Scientists discover experimental therapy for chronic inflammatory bowel disease, colon cancer
UCLA scientists have discovered a groundbreaking experimental therapy that has the ability to suppress the development of ulcerative colitis (UC), a disease which causes inflammation in the digestive tract and colon cancer. The treatment utilizes a chemical inhibitor able to block an RNA molecule (microRNA-214) involved in the transmission of genetic information.
High levels of microRNA-214 are typically seen in UC patients, who have an increased risk of developing colon cancer. It is still unclear why colitis patients also develop colon cancer.
Thirty percent of all patients who complain of gastrointestinal pain are typically diagnosed with "indeterminate inflammatory bowel disease" by their gastroenterologist. Even if the patient has all available biomarkers and underwent a colonoscopy, many clinicians are still unable to determine if the patient has UC or Crohn's disease.
In the two-year study, UCLA Jonsson Comprehensive Cancer Center member Dr. Dimitrios Iliopoulos and his colleague Dr. Christos Polytarchou, UCLA assistant professor of digestive diseases, examined 401 colon tissue samples from patients in the United States and Europe with UC, Crohn's disease, irritable bowel syndrome, sporadic colorectal cancer and colitis-associated colon cancer, and compared them to specimens from people without these disorders or diseases.
The team hoped the research would assist physicians in diagnosing this disease correctly and provide the appropriate treatment, said Dr. Iliopoulos. They developed a systems approach that could expedite the drug discovery process by utilizing sophisticated computer programs and high-tech robotics that combines molecular and clinical information to identify the most important genes to create new drugs. The integration of this complex data is what led them to discover a new microRNA-214 chemical inhibitor to treat UC and colon cancer.

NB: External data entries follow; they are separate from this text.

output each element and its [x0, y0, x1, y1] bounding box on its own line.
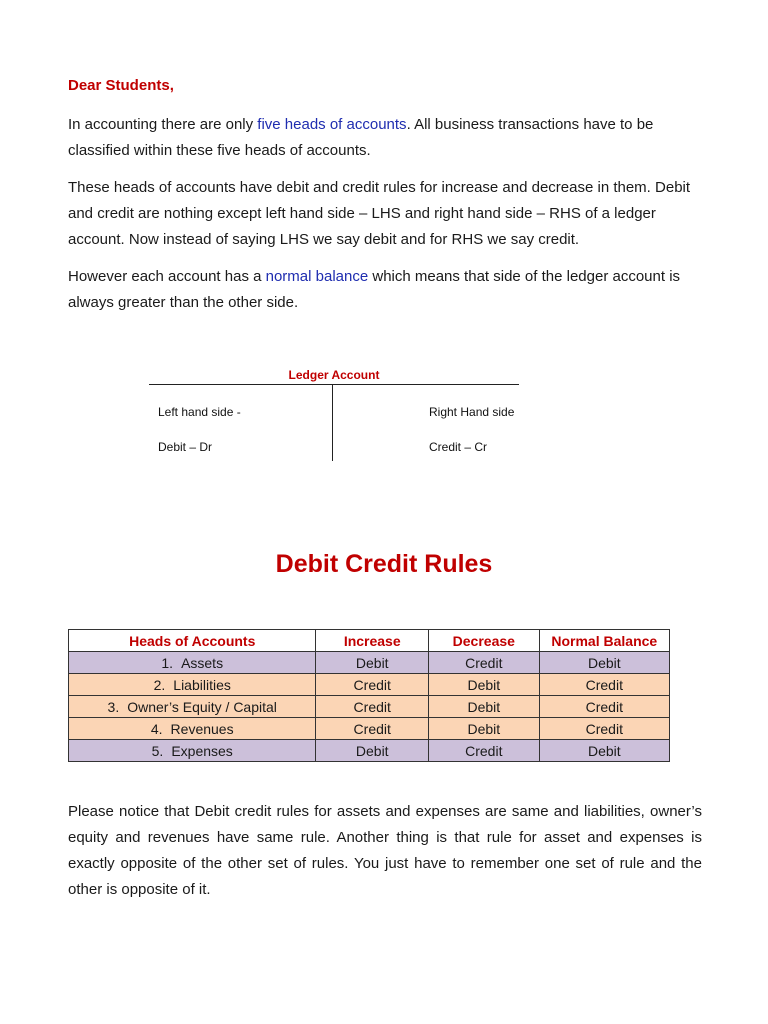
five-heads-highlight: five heads of accounts [257, 116, 407, 133]
header-increase: Increase [316, 630, 429, 652]
paragraph-intro-end: . All business transactions have to be classified within these five heads of accounts. [68, 116, 654, 159]
head-name: Assets [181, 654, 224, 671]
header-heads: Heads of Accounts [69, 630, 316, 652]
ledger-title: Ledger Account [288, 368, 380, 382]
ledger-horizontal-line [149, 384, 519, 385]
table-header-row [69, 630, 670, 652]
increase-cell: Credit [316, 696, 429, 718]
table-row [69, 696, 670, 718]
table-row [69, 674, 670, 696]
head-name: Liabilities [173, 676, 231, 693]
head-cell [69, 674, 316, 696]
head-name: Expenses [171, 742, 233, 759]
paragraph-normal-balance-end: which means that side of the ledger account is always greater than the other side. [68, 268, 681, 311]
paragraph-conclusion: Please notice that Debit credit rules for assets and expenses are same and liabilities, owner’s equity and revenues have same rule. Another thing is that rule for asset and expenses is exactly opposite of the other set of rules. You just have to remember one set of rule and the other is opposite of it. [68, 803, 702, 898]
rules-title: Debit Credit Rules [275, 550, 493, 578]
normal-balance-cell: Credit [539, 718, 669, 740]
head-cell [69, 696, 316, 718]
paragraph-debit-credit: These heads of accounts have debit and credit rules for increase and decrease in them. Debit and credit are nothing except left hand side – LHS and right hand side – RHS of a ledger account. Now instead of saying LHS we say debit and for RHS we say credit. [68, 179, 691, 248]
paragraph-normal-balance [68, 264, 702, 316]
normal-balance-highlight: normal balance [265, 268, 369, 285]
decrease-cell: Debit [429, 718, 540, 740]
paragraph-normal-balance-start: However each account has a [68, 268, 266, 285]
row-number: 4. [150, 720, 163, 737]
increase-cell: Credit [316, 718, 429, 740]
paragraph-intro [68, 112, 702, 164]
normal-balance-cell: Debit [539, 740, 669, 762]
greeting: Dear Students, [68, 77, 174, 94]
header-normal-balance: Normal Balance [539, 630, 669, 652]
ledger-t-account [149, 368, 519, 464]
row-number: 1. [161, 654, 174, 671]
table-row [69, 652, 670, 674]
decrease-cell: Credit [429, 740, 540, 762]
head-cell [69, 718, 316, 740]
decrease-cell: Debit [429, 696, 540, 718]
normal-balance-cell: Credit [539, 696, 669, 718]
head-cell [69, 740, 316, 762]
ledger-right-credit: Credit – Cr [429, 440, 488, 454]
increase-cell: Debit [316, 740, 429, 762]
ledger-vertical-line [332, 385, 333, 461]
ledger-left-label: Left hand side - [158, 405, 241, 419]
head-name: Revenues [170, 720, 234, 737]
row-number: 2. [153, 676, 166, 693]
head-name: Owner’s Equity / Capital [127, 698, 277, 715]
row-number: 5. [151, 742, 164, 759]
header-decrease: Decrease [429, 630, 540, 652]
ledger-left-debit: Debit – Dr [158, 440, 213, 454]
increase-cell: Credit [316, 674, 429, 696]
ledger-right-label: Right Hand side [429, 405, 515, 419]
table-row [69, 740, 670, 762]
normal-balance-cell: Credit [539, 674, 669, 696]
decrease-cell: Credit [429, 652, 540, 674]
decrease-cell: Debit [429, 674, 540, 696]
normal-balance-cell: Debit [539, 652, 669, 674]
table-row [69, 718, 670, 740]
increase-cell: Debit [316, 652, 429, 674]
debit-credit-rules-table [68, 629, 670, 762]
head-cell [69, 652, 316, 674]
row-number: 3. [107, 698, 120, 715]
paragraph-intro-start: In accounting there are only [68, 116, 258, 133]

"The first steps of the drug discovery process usually take five to six years and by using our novel approach we expedited the drug discovery process only in two years," said Iliopoulos, an associate professor of digestive diseases.
Previous studies have mentioned findings related to inflammatory responses in both sporadic and colitis-associated colon cancers, but it was unclear until now whether the inflammatory signals regulated the same signaling pathways.
Colorectal cancer, or colon cancer, is the third leading cause of cancer-related deaths in the United States (when men and women are considered separately), and the second leading cause when both sexes are combined. The American Cancer Society estimates 93,090 new cases of colon cancer and 39,610 new cases of rectal cancer will be diagnosed in the United States in 2015. Additionally, 49,700 people are expected to die from the disease this year.
Iliopoulos will continue testing the microRNA-214 inhibitor and will apply for an investigational new drug application with the U.S. Food & Drug Administration. He hopes to eventually begin phase I clinical trials for patients with UC next year.
The study is now available online, and the print edition will be released Oct. 1, 2015 in Gastroenterology.